British security printing firm will retain the Sh10 billion-a-year tender to print Kenya’s new-look currency after the Court of Appeal declared the tendering process lawful.
Justices Erastus Githinji, Asike Makhandia and Ole Kantai faulted High Court’s Justice George Odunga for relying his decision on expunged documents that he had earlier found to have been procured unprocedurally.
The judges noted that CBK acted within the law when it gave De La Rue International 15 per cent preferential treatment and rejected the notion that the regulator colluded with British firm.
In 2017, De La Rue filed to stop the process which CBK had issued an international tender with bids opened to select a winner.

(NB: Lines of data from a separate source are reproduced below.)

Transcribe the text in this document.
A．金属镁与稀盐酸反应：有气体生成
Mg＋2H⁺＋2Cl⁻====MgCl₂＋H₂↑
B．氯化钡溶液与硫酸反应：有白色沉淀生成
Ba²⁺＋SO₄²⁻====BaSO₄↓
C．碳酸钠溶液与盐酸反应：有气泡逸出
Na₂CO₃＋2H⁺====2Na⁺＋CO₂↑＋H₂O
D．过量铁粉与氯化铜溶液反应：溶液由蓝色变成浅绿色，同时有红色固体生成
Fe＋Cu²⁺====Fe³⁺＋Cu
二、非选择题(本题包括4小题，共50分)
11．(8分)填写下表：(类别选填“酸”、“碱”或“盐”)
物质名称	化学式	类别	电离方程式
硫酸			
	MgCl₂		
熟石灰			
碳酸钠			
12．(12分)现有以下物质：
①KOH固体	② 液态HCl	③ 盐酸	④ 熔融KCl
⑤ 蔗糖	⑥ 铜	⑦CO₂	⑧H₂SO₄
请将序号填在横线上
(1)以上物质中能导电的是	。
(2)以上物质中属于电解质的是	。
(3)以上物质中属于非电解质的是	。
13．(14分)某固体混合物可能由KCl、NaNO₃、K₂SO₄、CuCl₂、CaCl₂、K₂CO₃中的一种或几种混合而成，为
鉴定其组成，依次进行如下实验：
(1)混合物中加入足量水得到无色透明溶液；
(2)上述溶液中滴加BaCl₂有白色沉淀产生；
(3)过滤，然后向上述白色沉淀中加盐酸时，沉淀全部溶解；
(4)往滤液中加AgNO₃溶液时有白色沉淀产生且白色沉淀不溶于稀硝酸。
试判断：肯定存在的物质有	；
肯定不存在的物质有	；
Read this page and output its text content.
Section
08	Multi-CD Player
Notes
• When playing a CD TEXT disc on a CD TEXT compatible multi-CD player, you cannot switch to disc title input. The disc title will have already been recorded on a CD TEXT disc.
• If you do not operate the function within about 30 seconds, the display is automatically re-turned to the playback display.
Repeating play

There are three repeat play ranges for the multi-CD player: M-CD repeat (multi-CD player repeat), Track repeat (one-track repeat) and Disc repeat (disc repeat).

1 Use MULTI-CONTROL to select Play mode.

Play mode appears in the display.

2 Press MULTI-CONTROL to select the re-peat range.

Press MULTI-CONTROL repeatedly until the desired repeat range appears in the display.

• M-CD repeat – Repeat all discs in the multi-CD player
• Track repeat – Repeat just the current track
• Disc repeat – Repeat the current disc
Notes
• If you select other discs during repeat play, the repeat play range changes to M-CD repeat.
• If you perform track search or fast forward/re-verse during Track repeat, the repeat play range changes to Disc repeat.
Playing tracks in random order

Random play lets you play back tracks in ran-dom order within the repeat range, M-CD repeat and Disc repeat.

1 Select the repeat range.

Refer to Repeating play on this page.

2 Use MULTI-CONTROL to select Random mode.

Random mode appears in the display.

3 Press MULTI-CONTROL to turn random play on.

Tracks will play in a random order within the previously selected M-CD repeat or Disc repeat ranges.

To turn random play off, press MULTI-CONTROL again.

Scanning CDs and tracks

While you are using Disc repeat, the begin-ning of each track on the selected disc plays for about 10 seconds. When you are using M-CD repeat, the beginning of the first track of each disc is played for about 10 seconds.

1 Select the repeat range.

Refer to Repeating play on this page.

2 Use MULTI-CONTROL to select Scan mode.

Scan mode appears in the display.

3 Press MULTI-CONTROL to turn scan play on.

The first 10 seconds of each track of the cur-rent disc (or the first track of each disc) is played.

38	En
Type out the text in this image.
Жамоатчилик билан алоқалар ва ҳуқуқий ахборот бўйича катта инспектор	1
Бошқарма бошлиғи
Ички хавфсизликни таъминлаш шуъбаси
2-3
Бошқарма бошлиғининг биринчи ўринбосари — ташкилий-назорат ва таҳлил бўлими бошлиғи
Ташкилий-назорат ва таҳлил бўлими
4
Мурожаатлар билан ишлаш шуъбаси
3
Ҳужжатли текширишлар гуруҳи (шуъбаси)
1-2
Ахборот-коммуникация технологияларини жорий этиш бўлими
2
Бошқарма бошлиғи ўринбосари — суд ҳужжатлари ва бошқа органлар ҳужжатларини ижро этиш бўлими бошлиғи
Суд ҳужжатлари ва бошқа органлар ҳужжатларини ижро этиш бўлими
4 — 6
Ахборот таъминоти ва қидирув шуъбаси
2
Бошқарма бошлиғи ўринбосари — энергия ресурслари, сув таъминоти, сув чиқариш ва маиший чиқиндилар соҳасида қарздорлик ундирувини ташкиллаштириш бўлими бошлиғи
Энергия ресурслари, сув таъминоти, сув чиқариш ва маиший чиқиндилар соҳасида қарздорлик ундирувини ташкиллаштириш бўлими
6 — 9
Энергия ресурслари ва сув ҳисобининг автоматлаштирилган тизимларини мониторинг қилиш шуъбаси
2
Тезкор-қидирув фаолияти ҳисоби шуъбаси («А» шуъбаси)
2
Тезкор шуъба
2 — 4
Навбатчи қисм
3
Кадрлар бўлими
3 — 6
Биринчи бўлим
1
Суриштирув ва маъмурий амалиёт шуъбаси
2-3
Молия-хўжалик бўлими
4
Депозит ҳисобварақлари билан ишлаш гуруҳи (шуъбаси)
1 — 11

CBK in replies filed, however, claimed it invited bidders on July 8, 2014 through an advertisement in the dailies.
De la Rue had challenged the supply of new design notes claiming CBK locked it out of the tender after it prequalified international firms.
The firm claimed CBK should have first established if the currency could be printed locally before it went shopping abroad.
High Court Judge George Odunga had ordered the CBK to re-evaluate the tender on the grounds that the 15 per cent preferential treatment was conferred contrary to procurement law since the firm is not a Kenyan owned entity, prompting De La Rue and the CBK to file appeal.
The judges were referring to tender documents filed as evidence by the petitioner, activist Okiya Omtata, but which was contested as illegally procured.
Mr Omtatah had moved to court against the award of the multi-billion shilling contract, arguing that De La Rue did not qualify for the 15 per cent margin of preference because it is not a preferred supplier under Kenyan law.
The Court of Appeal noted that De La Rue applied for preferential margin on the basis that it was the only candidate with locally registered and established affiliates, De La Rue Currency & Security Print Ltd.
The Judges said that De La Rue was the only one of the four bidders that could qualify for the preferential margin as envisaged under procurement law “by any stretch of imagination”.
Friday’s ruling now clears the way for De La Rue to start printing of Kenya’s new-look currency as envisioned in the 2010 Constitution.
De La Rue has had a stranglehold on Kenya’s lucrative money printing business except for the period between 1966 and 1985 when another UK firm, Bradbury Wilkinson, did the job.
On Friday De La Rue said it is expanding its Kenya based facility to become a regional hub for East Africa.